Why Smart IT Organizations Use Performance Baselines
Written by Kip Ng, Principal Premier Field Engineer
This is one of those topics (like “Do you have a well-tested Disaster Recovery plan?”) that many of you may look at it and say “yes, yes, I know we need it”. Let me give you some of the answers I got from some of my customers when I asked them if they have a Performance Baseline:
- “We thought of doing that when we first started implemented Exchange 3 years ago, but we never get to it.”
- “We don’t have the resource to do it? “
- “Microsoft Systems Center Operation Manager captures that, no?”
- “Do we need it?”
- “Hahaha… yeah… we know we should have it.”
Frankly, out of the many customers that I have been to; I can say roughly 20% of them will have some sort of performance baseline established. So, let me keep it simple before I even go further, what is performance baseline?
What is a performance baseline?
A performance baseline is sometimes referred as Performance Benchmarking. It’s about understanding and documenting how the system or servers behave in your environment under normal circumstances. Those benchmarks will then be made as a standard or reference and used as Performance baseline monitoring to detect any unexpected event. It can also be used for comparing the performance of a new server or an unknown server.
Do you need it?
Needless to say, yes. It is needed because you should:
1. Know your environment
Every environment has a different set of performance baselines because of different hardware, different design, different topology, different applications installed, different number of users, difference in system usage and various other factors. As a result, every system may have a different set of performance profiles. For that reason, you can’t just take performance baseline from anyone and apply it to your environment.

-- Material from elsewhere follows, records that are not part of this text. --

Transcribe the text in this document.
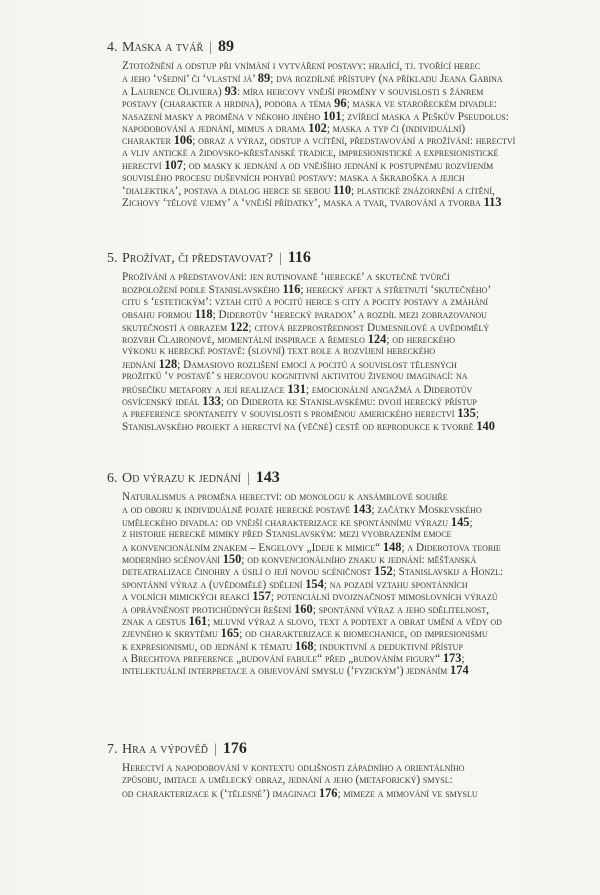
4. Maska a tvář | 89
Ztotožnění a odstup při vnímání i vytváření postavy: hrající, tj. tvořící herec
a jeho ‘všední’ či ‘vlastní já’ 89; dva rozdílné přístupy (na příkladu Jeana Gabina
a Laurence Oliviera) 93: míra hercovy vnější proměny v souvislosti s žánrem
postavy (charakter a hrdina), podoba a téma 96; maska ve starořeckém divadle:
nasazení masky a proměna v někoho jiného 101; zvířecí maska a Peškův Pseudolus:
napodobování a jednání, mimus a drama 102; maska a typ či (individuální)
charakter 106; obraz a výraz, odstup a vcítění, představování a prožívání: herectví
a vliv antické a židovsko-křesťanské tradice, impresionistické a expresionistické
herectví 107; od masky k jednání a od vnějšího jednání k postupnému rozvíjením
souvislého procesu duševních pohybů postavy: maska a škraboška a jejich
‘dialektika’, postava a dialog herce se sebou 110; plastické znázornění a cítění,
Zichovy ‘tělové vjemy’ a ‘vnější přídatky’, maska a tvar, tvarování a tvorba 113
5. Prožívat, či představovat? | 116
Prožívání a představování: jen rutinovaně ‘herecké’ a skutečně tvůrčí
rozpoložení podle Stanislavského 116; herecký afekt a střetnutí ‘skutečného’
citu s ‘estetickým’: vztah citů a pocitů herce s city a pocity postavy a zmáhání
obsahu formou 118; Diderotův ‘herecký paradox’ a rozdíl mezi zobrazovanou
skutečností a obrazem 122; citová bezprostřednost Dumesnilové a uvědomělý
rozvrh Claironové, momentální inspirace a řemeslo 124; od hereckého
výkonu k herecké postavě: (slovní) text role a rozvíjení hereckého
jednání 128; Damasiovo rozlišení emocí a pocitů a souvislost tělesných
prožitků ‘v postavě’ s hercovou kognitivní aktivitou živenou imaginací: na
průsečíku metafory a její realizace 131; emocionální angažmá a Diderotův
osvícenský ideál 133; od Diderota ke Stanislavskému: dvojí herecký přístup
a preference spontaneity v souvislosti s proměnou amerického herectví 135;
Stanislavského projekt a herectví na (věčné) cestě od reprodukce k tvorbě 140
6. Od výrazu k jednání | 143
Naturalismus a proměna herectví: od monologu k ansámblové souhře
a od oboru k individuálně pojaté herecké postavě 143; začátky Moskevského
uměleckého divadla: od vnější charakterizace ke spontánnímu výrazu 145;
z historie herecké mimiky před Stanislavským: mezi vyobrazením emoce
a konvencionálním znakem – Engelovy „Ideje k mimice“ 148; a Diderotova teorie
moderního scénování 150; od konvencionálního znaku k jednání: měšťanská
deteatralizace činohry a úsilí o její novou scéničnost 152; Stanislavskij a Honzl:
spontánní výraz a (uvědomělé) sdělení 154; na pozadí vztahu spontánních
a volních mimických reakcí 157; potenciální dvojznačnost mimoslovních výrazů
a oprávněnost protichůdných řešení 160; spontánní výraz a jeho sdělitelnost,
znak a gestus 161; mluvní výraz a slovo, text a podtext a obrat umění a vědy od
zjevného k skrytému 165; od charakterizace k biomechanice, od impresionismu
k expresionismu, od jednání k tématu 168; induktivní a deduktivní přístup
a Brechtova preference „budování fabule“ před „budováním figury“ 173;
intelektuální interpretace a objevování smyslu (‘fyzickým’) jednáním 174
7. Hra a výpověď | 176
Herectví a napodobování v kontextu odlišnosti západního a orientálního
způsobu, imitace a umělecký obraz, jednání a jeho (metaforický) smysl:
od charakterizace k (‘tělesné’) imaginaci 176; mimeze a mimování ve smyslu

You can use some of the thresholds published by vendors as a guideline for threshold monitoring but you should still have your own performance baseline so that you know your environment performance profile.
2. Know what is normal and what is abnormal
How can you tell if your servers are behaving normally when you do not have a reference on what is considered normal? If the server is running at 80% CPU utilization during day time, is that normal? If your answer is “I think so” it means you don’t know, and that you should have a performance baseline established. Perhaps the norm is actually 45% CPU utilization instead of 80%. If you have the reference to compare, then you can tell when something’s amiss. Perhaps a specific user over-stressing the server by performing huge query.
What about a new server? You commission a new server and put 5,000 users on it and it is running at 80% CPU utilization and using 3GB memory during peak hour. Is that normal? It may be for 5,000 users and hence you don’t need to do anything.
3. Know when it’s time to scale
A smart IT team will plan for the future and plan for adding new server when needed. The question is when is it time to add a new server? Is it purely based on users? I can put 10,000 users on one server but if the concurrent users using the service is only 50, then why would I need to add another server? We need to know the performance baseline so that we have a reference point that we can compare and know when it is time to scale.
Here is how Microsoft worded it and I think there is no better way to conclude this post, so I’m just going to quote it:
Baseline performance monitoring involves establishing a performance baseline for your system. A performance baseline includes a single performance chart accompanied by an interpretation of the results, based on your environment. Many elements of the chart, such as the timeframe, vary according to the environment. You can use System Monitor in Windows Server 2003 to establish your performance baseline. The System Monitor chart can be created in real time or based on a performance log file. It is recommended that you base your chart on a log file, because this allows you to record statistics for an extended period.